The BC case was a “reference”; that is, it involved no charges, but was referred to the BC Supreme Court for an advisory opinion on the constitutionality of BC’s law on polygamy. The court upheld the statute after reviewing voluminous and “compelling” evidence of the serious harms caused by polygyny. The statute made it an offense, punishable by imprisonment for up to five years, to practice polygamy, or to have “any kind of conjugal union with more than one person at the same time, whether or not it is by law recognized as a binding form of marriage,” or to celebrate, assist, or be party to a rite, ceremony, contract, or consent that purports to sanction a plural conjugal union.

The Court quoted Professor Rose McDermott’s testimony that polygyny’s harms are “wide-ranging, statistically demonstrated, and independently verified using alternative analytical tools.” “Dr. McDermott’s analysis,” the court concluded, “demonstrates that statistically, the harms of polygyny do not depend upon a particular regional, religious or cultural context. They can be generalized, and they can be expected to occur wherever polygyny exists.” Given the likelihood of harm, the court inquired whether legalization was likely to cause polygamy to grow and spread. Professor Joseph Henrich testified that it could spread “through the social fabric,” or culturally, and also that “these communities are going to grow faster and merely by population demographics … will expand faster than monogamous communities.” The Court took note that legalizing polygyny in Canada would make it a likely destination for polygynous immigration, increasing its numbers and harmful effects.

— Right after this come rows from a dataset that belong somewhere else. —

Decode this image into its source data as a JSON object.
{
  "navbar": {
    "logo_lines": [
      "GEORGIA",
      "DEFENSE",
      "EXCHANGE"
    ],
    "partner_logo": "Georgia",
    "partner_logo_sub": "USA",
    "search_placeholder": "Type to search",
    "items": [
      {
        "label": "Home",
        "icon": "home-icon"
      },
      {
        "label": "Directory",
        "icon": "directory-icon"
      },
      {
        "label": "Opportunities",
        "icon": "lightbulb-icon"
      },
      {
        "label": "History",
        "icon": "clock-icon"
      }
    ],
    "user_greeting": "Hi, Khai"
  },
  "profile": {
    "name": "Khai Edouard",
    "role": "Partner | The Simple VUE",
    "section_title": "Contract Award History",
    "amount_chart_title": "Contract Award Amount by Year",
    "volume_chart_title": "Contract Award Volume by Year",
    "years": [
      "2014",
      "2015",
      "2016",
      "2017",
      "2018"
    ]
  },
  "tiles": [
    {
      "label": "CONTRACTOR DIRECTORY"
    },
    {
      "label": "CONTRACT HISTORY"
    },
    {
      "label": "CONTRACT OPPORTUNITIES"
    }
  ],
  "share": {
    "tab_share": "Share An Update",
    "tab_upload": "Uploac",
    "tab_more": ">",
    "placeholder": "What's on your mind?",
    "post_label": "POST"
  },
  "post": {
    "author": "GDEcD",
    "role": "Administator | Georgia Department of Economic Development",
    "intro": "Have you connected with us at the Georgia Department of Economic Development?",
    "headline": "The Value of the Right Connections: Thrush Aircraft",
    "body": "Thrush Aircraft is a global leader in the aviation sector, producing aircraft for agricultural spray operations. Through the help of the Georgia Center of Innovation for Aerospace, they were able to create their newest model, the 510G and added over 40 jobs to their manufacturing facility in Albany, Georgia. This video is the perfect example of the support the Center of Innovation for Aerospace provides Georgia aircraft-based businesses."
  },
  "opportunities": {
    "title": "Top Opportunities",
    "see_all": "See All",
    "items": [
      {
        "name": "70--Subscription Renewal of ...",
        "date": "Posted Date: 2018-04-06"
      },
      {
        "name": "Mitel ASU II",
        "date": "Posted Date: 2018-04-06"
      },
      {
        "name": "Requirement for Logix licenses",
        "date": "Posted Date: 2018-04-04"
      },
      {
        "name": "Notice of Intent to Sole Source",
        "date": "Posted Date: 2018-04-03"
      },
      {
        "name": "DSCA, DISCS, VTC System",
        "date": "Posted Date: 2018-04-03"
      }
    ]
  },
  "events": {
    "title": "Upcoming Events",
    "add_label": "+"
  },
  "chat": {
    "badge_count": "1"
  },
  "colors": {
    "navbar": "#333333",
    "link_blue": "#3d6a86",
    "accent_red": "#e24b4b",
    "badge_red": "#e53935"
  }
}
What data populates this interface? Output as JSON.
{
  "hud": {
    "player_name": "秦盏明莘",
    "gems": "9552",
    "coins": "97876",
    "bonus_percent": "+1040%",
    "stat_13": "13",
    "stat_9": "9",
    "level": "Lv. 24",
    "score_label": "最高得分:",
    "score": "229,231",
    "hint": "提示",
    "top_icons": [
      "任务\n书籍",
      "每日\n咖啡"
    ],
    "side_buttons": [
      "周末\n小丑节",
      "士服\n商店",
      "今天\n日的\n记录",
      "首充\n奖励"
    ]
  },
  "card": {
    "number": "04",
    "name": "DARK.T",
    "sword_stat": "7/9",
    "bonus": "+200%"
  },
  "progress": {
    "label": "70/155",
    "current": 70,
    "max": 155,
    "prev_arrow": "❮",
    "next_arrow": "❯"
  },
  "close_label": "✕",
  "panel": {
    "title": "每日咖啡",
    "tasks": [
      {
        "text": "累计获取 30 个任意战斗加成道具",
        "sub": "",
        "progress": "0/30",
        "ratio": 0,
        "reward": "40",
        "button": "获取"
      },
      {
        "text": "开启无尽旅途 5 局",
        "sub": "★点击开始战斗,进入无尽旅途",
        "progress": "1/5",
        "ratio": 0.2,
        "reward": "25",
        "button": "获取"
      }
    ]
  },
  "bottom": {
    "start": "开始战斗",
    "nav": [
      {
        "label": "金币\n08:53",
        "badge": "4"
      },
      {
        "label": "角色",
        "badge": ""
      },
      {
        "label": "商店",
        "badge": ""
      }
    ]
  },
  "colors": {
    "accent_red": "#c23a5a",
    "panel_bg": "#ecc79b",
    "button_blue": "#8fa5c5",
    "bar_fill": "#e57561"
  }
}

By contrast, most of the Utah statute that banned polygamy was thrown out by the US District Court in Utah in Brown v. Buhman (2013), the suit brought by the Browns, in a decision based on no fact-finding whatsoever. Brown was vacated and dismissed three years later by the Tenth Circuit Court of Appeals, which found that, given prosecutorial policies in effect at the time, the case had been moot. But Brown’s influence didn’t die with it.

The statute back then read: “[a] person is guilty of bigamy when, knowing he has a husband or wife or knowing the other person has a husband or wife, the person purports to marry [emphasis added] another person or cohabits with another person.” This was Utah’s bow to the 1894 US Enabling Act (USEA), which granted Utah statehood on condition that its constitution include an “irrevocable ordinance” providing “That polygamous or plural marriages are forever prohibited.”

In 2006, the Utah Supreme Court in State of Utah v. Holm had shot down the argument that the Utah law only forbade legalized polygamy and polygamous marriages. It ruled that the statute criminalized “both legally recognized marriages and those that are not state-sanctioned.” That is, it prohibited informal or spiritual plural marriages as well as legal ones. This was supported by “the plain meaning of the term [marry], the language of the bigamy statute and the Utah Code, and the legislative history and purpose of the bigamy statute.” Furthermore, “the framers of our state constitution … understood the irrevocable ordinance to mandate the prevention of polygamy [emphasis added] and not to merely prohibit government recognition of polygamy.”

The Brown court rejected all this, and instead followed the dissenting opinion in the Holm case. It had to, it said, to save the statute from its constitutional infirmities, which included infringement on freedom of religion under the First Amendment and violation of the due process clause of the Fourteenth Amendment by its vagueness and lack of an adequate rational basis.